Arts et artistes du Nord à la cour de François Ier


Dans Recherche Culture

Laure Fagnart, chercheur qualifié du F.R.S.-FNRS au sein de l'Unité de recherches Transitions, et Isabelle Lecocq, première assistante à l’Institut royal du Patrimoine artistique (IRPA_KIK – Bruxelles) et collaboratrice scientifique à l'Université de Liège, publient l’ouvrage "Arts et artistes du Nord à la cour de François Ier"(1). Ce bel ouvrage, publié parallèlement à l’exposition "François Ier et l’art des Pays-Bas" qui se tient actuellement au Musée du Louvre, réunit une quinzaine de contributions qui réhabilitent la présence, longtemps négligée, des arts du Nord à la cour de France.

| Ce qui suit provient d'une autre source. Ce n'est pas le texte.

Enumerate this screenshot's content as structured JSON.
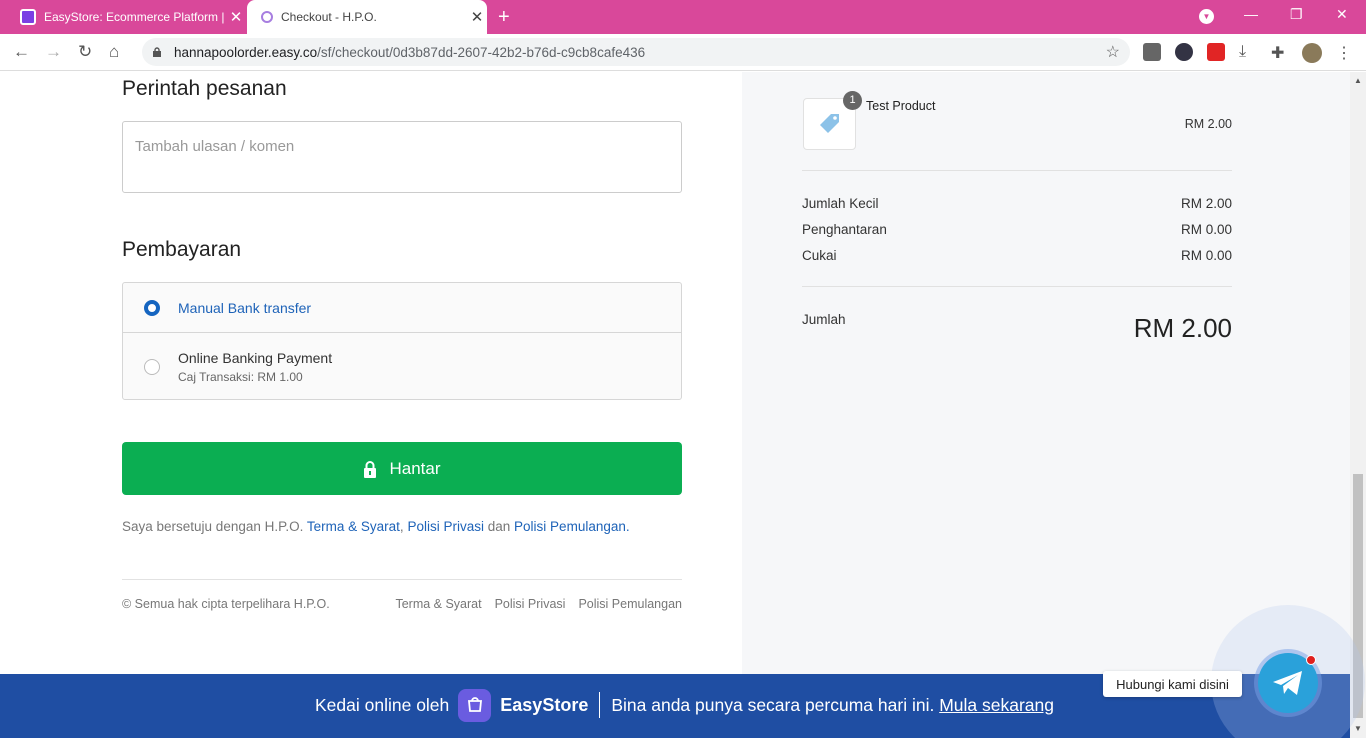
{
  "browser": {
    "tabs": [
      {
        "title": "EasyStore: Ecommerce Platform |"
      },
      {
        "title": "Checkout - H.P.O."
      }
    ],
    "url_host": "hannapoolorder.easy.co",
    "url_path": "/sf/checkout/0d3b87dd-2607-42b2-b76d-c9cb8cafe436"
  },
  "order_note": {
    "heading": "Perintah pesanan",
    "placeholder": "Tambah ulasan / komen"
  },
  "payment": {
    "heading": "Pembayaran",
    "options": [
      {
        "label": "Manual Bank transfer",
        "selected": true
      },
      {
        "label": "Online Banking Payment",
        "sub": "Caj Transaksi: RM 1.00",
        "selected": false
      }
    ]
  },
  "submit_label": "Hantar",
  "agreement": {
    "prefix": "Saya bersetuju dengan H.P.O.",
    "terms": "Terma & Syarat",
    "comma": ",",
    "privacy": "Polisi Privasi",
    "and": "dan",
    "refund": "Polisi Pemulangan",
    "period": "."
  },
  "footer": {
    "copyright": "© Semua hak cipta terpelihara H.P.O.",
    "links": [
      "Terma & Syarat",
      "Polisi Privasi",
      "Polisi Pemulangan"
    ]
  },
  "summary": {
    "product": {
      "name": "Test Product",
      "qty": "1",
      "price": "RM 2.00"
    },
    "rows": [
      {
        "label": "Jumlah Kecil",
        "value": "RM 2.00"
      },
      {
        "label": "Penghantaran",
        "value": "RM 0.00"
      },
      {
        "label": "Cukai",
        "value": "RM 0.00"
      }
    ],
    "total_label": "Jumlah",
    "total_value": "RM 2.00"
  },
  "banner": {
    "prefix": "Kedai online oleh",
    "brand": "EasyStore",
    "text": "Bina anda punya secara percuma hari ini.",
    "cta": "Mula sekarang"
  },
  "contact": {
    "label": "Hubungi kami disini"
  },
  "colors": {
    "tabbar": "#d9489a",
    "submit": "#0bae52",
    "banner": "#1f4ea3",
    "link": "#1e63b8"
  }
}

De toutes les images que la postérité nous a laissées de François Ier, celle de l’amateur d’art italien est probablement l’une des plus profondément ancrées dans la mémoire collective. On sait moins la richesse des relations que le souverain a nouées avec le Nord, en particulier son intérêt pour les arts des anciens Pays-Bas méridionaux. Les artistes flamands, spécialement les portraitistes, ont joué un rôle de premier plan dans la vie culturelle française de l’époque.

Ainsi François Ier confie-t-il à des Flamands le soin d’exécuter ses portraits ou ceux de son entourage. Jean Clouet, portraitiste officiel du premier roi Valois, en est l’exemple le plus fameux. D’autres personnalités flamandes sont présentes à la cour de France, comme les peintres et dessinateurs Gauthier de Campes, Godefroy le Batave, Léonard Thiry ou Noël Bellemare, au service de François Ier ou actifs sur les chantiers royaux, notamment à Fontainebleau. Leur influence s’étend aux domaines de la majolique, des arts dits « décoratifs » et de la gravure.

La place de l’art flamand dans les collections royales françaises constitue un autre volet des relations entre le roi de France et les productions artistiques du Nord. À cet égard, la tapisserie est un champ d’acquisition exceptionnel pour le souverain français. La musique n’est pas en reste : plusieurs compositeurs flamands, ou d’origine flamande, fréquentent la chapelle royale de François Ier.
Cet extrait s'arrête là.